I'm using a **@KafkaListener** configured with a **custom errorHandler**. When the **listener throws** and Exception and the errorHandler considers it **transient**, the handler **seeks** the client to the **current offset** in order to re-fetch the message on next poll.
The listener receives the message in loop waiting for the transient issue to be resolved, as expected, but in some circumstances messages were lost.
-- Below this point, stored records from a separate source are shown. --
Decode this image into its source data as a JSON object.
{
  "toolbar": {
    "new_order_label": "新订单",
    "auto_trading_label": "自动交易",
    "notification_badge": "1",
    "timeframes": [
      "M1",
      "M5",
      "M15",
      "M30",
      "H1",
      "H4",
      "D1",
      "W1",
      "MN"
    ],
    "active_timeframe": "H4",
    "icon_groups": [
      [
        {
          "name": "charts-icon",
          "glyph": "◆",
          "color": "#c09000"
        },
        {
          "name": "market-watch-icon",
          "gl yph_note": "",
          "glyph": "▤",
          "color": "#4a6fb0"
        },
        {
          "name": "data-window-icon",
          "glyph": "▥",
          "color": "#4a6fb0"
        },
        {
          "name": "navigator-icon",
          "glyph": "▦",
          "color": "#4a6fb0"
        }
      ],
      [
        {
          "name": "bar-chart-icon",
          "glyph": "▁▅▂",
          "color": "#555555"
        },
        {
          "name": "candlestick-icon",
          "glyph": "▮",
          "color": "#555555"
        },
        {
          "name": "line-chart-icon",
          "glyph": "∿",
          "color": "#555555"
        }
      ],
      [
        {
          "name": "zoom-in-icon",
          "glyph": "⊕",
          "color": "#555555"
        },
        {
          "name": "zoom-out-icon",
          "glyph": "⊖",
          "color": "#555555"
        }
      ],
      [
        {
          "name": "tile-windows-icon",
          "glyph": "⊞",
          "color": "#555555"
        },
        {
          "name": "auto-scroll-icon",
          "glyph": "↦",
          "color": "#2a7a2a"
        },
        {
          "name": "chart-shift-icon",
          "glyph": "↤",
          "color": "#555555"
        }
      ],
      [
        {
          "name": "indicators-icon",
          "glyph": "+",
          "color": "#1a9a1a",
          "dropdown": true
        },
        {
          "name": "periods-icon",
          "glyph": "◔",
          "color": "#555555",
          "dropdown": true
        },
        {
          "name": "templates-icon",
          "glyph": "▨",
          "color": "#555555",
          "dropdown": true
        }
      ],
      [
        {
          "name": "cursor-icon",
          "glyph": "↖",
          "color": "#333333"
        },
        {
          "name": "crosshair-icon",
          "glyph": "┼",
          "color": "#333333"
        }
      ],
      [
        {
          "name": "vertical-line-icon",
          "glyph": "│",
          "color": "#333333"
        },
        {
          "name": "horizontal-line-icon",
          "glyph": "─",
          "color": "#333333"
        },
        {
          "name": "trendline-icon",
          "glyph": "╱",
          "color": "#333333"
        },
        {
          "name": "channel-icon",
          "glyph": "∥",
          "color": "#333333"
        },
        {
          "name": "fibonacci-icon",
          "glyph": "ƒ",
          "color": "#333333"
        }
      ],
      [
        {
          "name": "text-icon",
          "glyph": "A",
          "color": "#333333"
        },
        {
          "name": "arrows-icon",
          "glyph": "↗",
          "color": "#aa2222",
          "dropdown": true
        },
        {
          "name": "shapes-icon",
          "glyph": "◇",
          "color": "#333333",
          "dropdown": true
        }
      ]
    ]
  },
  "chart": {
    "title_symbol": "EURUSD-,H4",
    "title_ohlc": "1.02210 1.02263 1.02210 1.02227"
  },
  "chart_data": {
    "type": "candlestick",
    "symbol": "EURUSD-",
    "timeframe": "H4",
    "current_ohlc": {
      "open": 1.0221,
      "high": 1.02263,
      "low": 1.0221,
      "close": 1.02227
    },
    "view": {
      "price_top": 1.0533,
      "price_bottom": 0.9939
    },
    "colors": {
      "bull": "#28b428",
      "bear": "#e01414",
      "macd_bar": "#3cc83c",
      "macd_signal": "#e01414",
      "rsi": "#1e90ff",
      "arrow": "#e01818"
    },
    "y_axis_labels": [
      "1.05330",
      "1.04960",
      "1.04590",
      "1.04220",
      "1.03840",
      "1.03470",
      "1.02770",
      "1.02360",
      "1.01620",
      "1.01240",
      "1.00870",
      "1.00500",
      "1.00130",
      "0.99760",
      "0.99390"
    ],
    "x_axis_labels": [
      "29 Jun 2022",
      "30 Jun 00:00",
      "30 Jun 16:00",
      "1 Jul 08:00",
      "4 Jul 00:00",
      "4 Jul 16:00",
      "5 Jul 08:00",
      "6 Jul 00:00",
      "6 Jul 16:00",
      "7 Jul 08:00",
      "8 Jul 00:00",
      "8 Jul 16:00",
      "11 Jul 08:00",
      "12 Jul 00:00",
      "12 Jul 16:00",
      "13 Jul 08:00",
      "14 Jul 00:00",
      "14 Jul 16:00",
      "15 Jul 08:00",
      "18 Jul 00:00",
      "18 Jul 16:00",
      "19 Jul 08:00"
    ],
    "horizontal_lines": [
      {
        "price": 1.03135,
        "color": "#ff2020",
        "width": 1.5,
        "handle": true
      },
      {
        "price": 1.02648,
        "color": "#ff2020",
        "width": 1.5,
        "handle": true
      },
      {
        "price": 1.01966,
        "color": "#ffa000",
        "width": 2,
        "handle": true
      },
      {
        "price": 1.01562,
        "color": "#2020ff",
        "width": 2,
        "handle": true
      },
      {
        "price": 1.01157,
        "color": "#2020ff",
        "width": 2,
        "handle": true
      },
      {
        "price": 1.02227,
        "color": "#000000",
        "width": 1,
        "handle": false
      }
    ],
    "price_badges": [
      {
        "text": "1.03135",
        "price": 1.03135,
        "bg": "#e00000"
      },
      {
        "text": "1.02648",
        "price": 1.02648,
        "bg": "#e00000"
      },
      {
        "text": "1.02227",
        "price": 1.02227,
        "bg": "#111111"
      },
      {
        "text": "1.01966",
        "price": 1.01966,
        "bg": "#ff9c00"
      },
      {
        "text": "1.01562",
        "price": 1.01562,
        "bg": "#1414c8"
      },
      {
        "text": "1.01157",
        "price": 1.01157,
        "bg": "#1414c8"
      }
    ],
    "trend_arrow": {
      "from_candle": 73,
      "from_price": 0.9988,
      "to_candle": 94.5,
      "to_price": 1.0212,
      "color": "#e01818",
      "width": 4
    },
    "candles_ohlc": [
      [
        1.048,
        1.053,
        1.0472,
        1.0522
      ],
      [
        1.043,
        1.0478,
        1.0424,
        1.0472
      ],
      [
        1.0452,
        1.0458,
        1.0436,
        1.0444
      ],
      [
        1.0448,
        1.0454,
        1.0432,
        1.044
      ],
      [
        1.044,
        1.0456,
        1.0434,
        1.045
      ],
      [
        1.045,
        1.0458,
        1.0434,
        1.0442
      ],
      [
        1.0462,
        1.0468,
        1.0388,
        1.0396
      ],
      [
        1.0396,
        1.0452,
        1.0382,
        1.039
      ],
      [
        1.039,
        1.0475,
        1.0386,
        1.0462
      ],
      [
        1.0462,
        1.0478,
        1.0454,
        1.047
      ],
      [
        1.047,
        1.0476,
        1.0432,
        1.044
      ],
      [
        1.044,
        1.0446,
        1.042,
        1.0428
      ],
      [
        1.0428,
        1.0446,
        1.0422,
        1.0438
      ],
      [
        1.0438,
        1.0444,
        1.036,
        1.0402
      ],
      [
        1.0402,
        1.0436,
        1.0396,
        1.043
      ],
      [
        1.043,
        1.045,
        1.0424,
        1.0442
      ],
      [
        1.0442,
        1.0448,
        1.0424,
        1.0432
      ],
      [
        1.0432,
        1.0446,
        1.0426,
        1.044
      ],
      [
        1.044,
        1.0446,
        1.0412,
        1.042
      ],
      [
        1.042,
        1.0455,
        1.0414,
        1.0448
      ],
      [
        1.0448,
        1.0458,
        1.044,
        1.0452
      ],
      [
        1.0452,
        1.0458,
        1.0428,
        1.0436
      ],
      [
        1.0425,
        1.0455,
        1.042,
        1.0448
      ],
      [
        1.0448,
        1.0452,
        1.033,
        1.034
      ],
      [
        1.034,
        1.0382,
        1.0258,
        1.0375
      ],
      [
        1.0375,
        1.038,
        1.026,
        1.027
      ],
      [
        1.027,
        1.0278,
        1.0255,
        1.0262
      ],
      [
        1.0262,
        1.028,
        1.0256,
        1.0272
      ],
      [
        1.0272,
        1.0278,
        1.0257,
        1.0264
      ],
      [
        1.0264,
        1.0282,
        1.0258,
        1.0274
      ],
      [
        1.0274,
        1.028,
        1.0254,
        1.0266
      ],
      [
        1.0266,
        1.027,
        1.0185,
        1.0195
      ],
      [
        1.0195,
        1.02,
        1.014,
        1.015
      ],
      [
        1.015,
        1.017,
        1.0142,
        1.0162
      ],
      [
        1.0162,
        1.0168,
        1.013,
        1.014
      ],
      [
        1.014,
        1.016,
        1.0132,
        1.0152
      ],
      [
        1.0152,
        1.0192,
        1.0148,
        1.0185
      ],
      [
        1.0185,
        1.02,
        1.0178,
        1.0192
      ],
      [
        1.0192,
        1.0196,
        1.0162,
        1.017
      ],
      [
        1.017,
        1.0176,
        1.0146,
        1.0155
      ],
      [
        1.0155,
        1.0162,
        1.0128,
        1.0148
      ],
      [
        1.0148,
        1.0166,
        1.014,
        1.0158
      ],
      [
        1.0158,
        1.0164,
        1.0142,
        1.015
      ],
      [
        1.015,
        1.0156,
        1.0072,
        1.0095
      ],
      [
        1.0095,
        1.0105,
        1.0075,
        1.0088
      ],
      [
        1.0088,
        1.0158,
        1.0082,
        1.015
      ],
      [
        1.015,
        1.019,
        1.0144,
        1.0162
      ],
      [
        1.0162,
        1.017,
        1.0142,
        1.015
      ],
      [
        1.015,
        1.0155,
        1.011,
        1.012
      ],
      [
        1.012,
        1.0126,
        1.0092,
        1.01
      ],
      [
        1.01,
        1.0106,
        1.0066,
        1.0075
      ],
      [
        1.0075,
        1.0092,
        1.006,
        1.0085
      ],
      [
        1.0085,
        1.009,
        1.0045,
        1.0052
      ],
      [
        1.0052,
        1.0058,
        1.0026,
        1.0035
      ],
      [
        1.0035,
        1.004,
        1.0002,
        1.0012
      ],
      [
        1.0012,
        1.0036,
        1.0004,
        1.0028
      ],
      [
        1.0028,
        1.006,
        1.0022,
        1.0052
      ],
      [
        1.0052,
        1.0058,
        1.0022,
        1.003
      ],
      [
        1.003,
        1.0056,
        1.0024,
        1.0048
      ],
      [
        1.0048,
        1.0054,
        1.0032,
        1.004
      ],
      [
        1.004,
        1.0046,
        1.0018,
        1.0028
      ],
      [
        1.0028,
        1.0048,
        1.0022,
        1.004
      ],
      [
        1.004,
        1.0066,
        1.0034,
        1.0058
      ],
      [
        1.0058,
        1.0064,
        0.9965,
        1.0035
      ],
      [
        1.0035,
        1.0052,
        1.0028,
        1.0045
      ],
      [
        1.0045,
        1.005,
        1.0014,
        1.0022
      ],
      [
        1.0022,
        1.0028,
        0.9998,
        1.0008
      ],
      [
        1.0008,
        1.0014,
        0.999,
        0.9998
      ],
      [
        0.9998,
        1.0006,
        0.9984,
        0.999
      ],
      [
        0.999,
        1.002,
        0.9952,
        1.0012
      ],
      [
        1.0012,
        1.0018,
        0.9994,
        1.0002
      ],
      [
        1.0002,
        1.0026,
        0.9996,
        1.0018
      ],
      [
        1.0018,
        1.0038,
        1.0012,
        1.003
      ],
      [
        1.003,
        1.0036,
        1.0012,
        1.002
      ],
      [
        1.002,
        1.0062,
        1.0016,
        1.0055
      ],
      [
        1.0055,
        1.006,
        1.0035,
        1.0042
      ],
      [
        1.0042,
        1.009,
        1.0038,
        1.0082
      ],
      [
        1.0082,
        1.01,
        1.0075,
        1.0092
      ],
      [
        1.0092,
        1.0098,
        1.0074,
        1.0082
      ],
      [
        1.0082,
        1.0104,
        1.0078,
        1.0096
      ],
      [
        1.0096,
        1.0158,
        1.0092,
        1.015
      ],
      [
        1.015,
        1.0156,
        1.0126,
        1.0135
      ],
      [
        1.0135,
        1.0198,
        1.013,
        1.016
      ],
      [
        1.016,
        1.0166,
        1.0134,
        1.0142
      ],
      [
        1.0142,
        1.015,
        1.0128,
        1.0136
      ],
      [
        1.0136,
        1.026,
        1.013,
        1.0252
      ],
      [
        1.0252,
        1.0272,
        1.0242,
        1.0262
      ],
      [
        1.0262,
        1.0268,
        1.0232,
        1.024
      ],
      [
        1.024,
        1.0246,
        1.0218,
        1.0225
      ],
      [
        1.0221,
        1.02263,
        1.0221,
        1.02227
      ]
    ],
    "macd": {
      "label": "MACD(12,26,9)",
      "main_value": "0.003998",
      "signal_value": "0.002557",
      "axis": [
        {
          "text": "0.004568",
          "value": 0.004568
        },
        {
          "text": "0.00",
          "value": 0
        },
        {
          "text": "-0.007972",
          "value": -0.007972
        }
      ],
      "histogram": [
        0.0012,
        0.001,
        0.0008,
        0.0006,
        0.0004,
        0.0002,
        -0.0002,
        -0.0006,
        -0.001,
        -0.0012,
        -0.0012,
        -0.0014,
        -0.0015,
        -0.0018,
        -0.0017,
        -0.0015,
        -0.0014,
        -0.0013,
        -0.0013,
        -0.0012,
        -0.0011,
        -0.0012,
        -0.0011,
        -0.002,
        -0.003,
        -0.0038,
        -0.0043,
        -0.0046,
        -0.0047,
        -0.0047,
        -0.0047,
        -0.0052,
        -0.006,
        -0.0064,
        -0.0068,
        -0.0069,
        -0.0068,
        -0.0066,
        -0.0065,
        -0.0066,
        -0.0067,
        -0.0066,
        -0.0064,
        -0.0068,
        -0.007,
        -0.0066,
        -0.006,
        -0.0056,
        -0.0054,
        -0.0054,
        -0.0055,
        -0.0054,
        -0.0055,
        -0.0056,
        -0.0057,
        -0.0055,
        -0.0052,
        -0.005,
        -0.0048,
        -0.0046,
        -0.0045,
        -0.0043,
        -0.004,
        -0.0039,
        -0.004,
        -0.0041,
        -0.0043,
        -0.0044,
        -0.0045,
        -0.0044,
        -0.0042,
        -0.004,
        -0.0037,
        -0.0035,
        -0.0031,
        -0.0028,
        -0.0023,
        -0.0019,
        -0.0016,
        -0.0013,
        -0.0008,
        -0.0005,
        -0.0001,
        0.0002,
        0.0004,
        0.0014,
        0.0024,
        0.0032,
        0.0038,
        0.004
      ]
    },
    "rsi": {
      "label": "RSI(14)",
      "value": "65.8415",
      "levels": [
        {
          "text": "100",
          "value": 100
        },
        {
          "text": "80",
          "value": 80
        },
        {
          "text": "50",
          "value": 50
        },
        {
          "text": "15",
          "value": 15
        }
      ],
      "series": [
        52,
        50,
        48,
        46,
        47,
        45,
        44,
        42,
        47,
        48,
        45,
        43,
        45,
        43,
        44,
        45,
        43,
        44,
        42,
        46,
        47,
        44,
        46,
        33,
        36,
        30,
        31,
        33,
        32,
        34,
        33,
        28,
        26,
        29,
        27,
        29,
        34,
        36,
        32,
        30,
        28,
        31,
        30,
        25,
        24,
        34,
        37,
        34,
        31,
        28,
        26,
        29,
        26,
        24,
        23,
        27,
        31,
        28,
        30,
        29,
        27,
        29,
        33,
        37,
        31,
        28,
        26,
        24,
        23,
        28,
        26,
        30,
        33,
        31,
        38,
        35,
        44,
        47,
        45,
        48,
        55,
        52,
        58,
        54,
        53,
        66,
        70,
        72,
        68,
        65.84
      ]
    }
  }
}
I'm using spring-kafka 2.2.5, please see spring boot relevant configuration for Kafka
spring:
kafka:
bootstrap-servers: <HOST>:<PORT>
consumer:
auto-offset-reset: earliest
enable-auto-commit: false
group-id: ConsumerGroup
properties:
max.poll.records: 1
listener:
ack-mode: record
concurrency: 1
As far as I can see the application lose messages in the following cases:
- An exception not initiated/handled by the message listener error handler is propagated to the KafkaMessageListenerContainer. The default value for the container property ackOnError is true so the container commits the offset. If the listener is restarted the message is not processed anymore by any other client in the consumer group as the offset has been already committed and moved forward;
- No exception/error is propagated to container but the listener is restarted in the middle of the transient error processing loop described before. As in the previous case, clients in the consumer group will not reconsume the message as the offset has been committed by the container during the first poll.
So in order to fix the first issue it should be enough to set ackOnError to false. But for the second issue I started wondering if AckMode record is proper in this scenario because the message is committed in every case.
Should I move to MANUAL_IMMEDIATE in this scenario or am I missing the point here?
Many thanks, kind regards